By Harold Gonyou, Prairie Swine Center - This paper, presented at the January 2003 Banff Pork Seminars, looks at group housing systems by feeding type, and also examines management options for social behaviour, sow comfort, and reproduction.

Group Housing: Alternative Systems, Alternative Management - By Harold Gonyou, Prairie Swine Center - This paper, presented at the January 2003 Banff Pork Seminars, looks at group housing systems by feeding type, and also examines management options for social behaviour, sow comfort, and reproduction.

Introduction

In 1993, Leo den Hartog reviewed what was then known about modern group housing systems for sows (den Hartog, et al., 1993). In his summary he stated that group housing systems were relatively new and that they were likely to improve rapidly with appropriate research and development. Although the basic systems he described remain the most common alternatives to stall housing, we now recognize that there are different management options as well within each system.

Producers considering group housing must recognize that there is no single representative group system, and few statements can be made about such systems that apply to all group housing. Producers must decide what they want to achieve in group housing and select the system and management program that will most likely achieve those goals. Most classifications of group systems are based on how the animals are fed. No doubt this preoccupation with feeding is related to one of the primary reasons for our initial change to stalls, that is, control over individual feed intake. I will continue to classify group housing systems by feeding type, but I will also examine management options for social behaviour, sow comfort, and reproduction.

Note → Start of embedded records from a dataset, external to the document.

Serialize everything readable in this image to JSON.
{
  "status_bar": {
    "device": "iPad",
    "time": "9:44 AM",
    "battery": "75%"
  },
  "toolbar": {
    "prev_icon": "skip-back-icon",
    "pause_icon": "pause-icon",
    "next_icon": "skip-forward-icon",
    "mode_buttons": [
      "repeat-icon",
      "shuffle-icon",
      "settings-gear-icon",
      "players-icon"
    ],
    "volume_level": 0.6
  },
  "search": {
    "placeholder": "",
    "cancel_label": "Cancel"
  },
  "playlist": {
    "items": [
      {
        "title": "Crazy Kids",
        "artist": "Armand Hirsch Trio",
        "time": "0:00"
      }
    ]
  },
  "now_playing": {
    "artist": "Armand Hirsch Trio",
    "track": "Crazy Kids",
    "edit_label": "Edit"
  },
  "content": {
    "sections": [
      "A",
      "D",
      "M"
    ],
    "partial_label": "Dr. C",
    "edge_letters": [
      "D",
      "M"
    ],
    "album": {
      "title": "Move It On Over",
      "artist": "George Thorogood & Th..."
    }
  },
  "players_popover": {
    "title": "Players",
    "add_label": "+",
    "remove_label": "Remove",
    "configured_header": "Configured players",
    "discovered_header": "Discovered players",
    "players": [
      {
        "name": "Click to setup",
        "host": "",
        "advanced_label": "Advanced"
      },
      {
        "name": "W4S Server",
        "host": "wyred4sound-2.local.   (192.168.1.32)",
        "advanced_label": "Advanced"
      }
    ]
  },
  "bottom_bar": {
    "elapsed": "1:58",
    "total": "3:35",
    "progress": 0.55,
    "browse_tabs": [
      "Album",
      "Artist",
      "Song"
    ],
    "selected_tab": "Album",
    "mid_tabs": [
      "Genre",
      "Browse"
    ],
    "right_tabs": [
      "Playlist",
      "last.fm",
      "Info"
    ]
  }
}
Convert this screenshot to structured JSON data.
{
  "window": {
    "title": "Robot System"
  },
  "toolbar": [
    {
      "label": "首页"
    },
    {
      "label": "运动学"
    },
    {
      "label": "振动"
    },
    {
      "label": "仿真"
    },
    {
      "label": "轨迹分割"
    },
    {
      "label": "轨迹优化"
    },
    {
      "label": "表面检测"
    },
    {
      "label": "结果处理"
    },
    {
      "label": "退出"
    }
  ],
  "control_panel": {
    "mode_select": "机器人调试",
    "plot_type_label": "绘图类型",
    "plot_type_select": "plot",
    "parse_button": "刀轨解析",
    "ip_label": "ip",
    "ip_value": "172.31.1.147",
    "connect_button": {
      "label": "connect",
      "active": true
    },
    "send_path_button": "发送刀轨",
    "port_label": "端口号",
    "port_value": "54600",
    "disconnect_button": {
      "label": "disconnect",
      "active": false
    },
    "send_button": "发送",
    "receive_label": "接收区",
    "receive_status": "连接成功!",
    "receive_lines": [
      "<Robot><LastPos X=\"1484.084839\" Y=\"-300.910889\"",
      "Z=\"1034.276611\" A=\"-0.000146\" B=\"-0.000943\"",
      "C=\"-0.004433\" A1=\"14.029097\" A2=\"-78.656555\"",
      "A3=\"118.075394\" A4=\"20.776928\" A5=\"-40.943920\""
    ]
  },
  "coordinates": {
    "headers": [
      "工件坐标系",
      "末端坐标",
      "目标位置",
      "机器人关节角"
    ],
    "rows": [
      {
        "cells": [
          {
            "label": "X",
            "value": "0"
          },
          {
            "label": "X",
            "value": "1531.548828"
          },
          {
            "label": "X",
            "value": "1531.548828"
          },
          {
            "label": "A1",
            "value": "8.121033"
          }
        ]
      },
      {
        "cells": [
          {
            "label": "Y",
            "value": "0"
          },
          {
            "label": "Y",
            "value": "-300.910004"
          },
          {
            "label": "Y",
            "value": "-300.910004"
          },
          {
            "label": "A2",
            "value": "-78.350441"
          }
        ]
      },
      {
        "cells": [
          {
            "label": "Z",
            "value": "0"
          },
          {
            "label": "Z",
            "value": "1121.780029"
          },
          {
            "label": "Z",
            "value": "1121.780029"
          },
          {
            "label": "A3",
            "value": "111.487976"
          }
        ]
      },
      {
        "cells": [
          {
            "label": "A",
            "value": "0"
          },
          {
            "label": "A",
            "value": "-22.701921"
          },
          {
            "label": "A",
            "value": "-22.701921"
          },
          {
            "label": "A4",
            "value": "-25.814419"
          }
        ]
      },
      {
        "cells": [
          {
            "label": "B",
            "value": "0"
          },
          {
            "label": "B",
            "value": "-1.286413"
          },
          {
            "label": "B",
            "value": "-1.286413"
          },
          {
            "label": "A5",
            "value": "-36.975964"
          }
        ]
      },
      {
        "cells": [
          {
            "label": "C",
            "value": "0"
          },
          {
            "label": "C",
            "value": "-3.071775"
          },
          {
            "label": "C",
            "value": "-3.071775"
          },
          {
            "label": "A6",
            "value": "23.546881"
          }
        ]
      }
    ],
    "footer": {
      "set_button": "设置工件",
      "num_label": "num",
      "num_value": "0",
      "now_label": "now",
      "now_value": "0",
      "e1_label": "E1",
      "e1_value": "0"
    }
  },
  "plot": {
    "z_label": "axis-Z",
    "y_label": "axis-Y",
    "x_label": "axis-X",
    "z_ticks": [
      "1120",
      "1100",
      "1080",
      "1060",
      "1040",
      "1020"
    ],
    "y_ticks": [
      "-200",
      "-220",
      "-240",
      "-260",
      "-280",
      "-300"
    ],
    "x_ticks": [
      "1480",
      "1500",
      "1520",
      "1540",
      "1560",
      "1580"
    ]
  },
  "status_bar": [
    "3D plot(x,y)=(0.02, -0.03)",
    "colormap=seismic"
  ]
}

Housing Systems: Feed Control

Control of feed intake can be viewed at three levels. The first is achieving an appropriate average feed intake in the sows, although there is no control over individual intake. The second level of control achieves equal intake for all individuals, but does not allow differential feeding. The final level of control is the ability to feed different amounts to each animal. A well-designed and managed stall system can achieve this highest level of control. In reality, most operations using stalls do not achieve this level of control but only approximate it. Often sows are fed identical amounts until a problem in animal condition is noted and adjustments are made. It is also possible for sows fed in a trough within their stalls to steal significant amounts of feed from a timid neighbour. Inter-stall aggression is common in stall systems (Mendl, et al., 1993) and is generally related to feed access.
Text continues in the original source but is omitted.